Flexural Behavior of MoSiBTiC Alloy Fabricated by Laser Additive Manufacturing

Abstract

This paper focuses on characterizing the flexural behavior of a TiC-added Mo-Si-B alloy (MoSiBTiC alloy), which is one of the promising ultra-high temperature materials for aerospace applications, fabricated by additive manufacturing (AM) using the laser powder bed fusion (L-PBF) process. The specimens for flexure tests were prepared from the L-PBF-processed MoSiBTiC alloy blocks before and after hot isostatic pressing (HIP) at 1600 °C and 1700 °C. Four-point bending tests were carried out at room temperature, and the effect of HIP treatments on the mechanical response of the L-PBF-processed MoSiBTiC alloy was examined.
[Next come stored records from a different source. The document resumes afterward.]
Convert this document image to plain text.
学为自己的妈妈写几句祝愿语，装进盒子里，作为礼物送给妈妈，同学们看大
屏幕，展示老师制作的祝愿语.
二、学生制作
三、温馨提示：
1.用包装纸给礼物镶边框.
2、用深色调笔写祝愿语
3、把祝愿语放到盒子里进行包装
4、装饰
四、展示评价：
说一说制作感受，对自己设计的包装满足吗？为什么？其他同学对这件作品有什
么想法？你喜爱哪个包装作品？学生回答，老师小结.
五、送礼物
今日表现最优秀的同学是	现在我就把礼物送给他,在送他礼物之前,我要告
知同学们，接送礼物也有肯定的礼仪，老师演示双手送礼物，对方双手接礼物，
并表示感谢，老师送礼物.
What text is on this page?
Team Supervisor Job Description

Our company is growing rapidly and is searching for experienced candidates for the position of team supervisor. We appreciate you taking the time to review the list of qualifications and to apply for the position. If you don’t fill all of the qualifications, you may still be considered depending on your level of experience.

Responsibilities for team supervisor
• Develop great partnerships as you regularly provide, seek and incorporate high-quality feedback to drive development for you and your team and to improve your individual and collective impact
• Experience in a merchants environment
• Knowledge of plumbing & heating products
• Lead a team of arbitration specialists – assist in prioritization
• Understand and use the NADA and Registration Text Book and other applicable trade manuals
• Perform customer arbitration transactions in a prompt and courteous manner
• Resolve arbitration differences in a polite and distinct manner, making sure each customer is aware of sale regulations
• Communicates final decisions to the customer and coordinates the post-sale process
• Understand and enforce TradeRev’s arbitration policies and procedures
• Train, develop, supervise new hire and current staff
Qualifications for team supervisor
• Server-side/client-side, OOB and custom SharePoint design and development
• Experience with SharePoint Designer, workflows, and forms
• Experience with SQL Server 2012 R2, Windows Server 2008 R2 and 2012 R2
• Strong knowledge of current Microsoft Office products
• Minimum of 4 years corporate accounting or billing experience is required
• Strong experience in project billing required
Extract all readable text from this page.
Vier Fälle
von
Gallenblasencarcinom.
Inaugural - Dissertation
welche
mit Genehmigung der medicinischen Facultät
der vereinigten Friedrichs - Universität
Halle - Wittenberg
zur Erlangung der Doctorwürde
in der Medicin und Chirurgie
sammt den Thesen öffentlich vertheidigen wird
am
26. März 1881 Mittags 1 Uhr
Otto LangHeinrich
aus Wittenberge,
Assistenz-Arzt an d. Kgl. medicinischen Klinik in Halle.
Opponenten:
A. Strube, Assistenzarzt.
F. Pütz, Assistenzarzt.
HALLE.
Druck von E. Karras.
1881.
The elastic moduli were determined by taking account of the difference in the tensile and compressive stress-strain behaviors. The L-PBF-processed MoSiBTiC alloy specimens exhibited different responses when loaded in tension and compression, and the HIP treatments tended to reduce the difference between the tensile and compressive Young’s moduli. In addition, the HIP conditions led to elastic and strength properties that were superior to the as-built specimen. The relationships between microstructure features and macroscale performance were discussed for the L-PBF-processed MoSiBTiC alloy in the as-built and HIP conditions.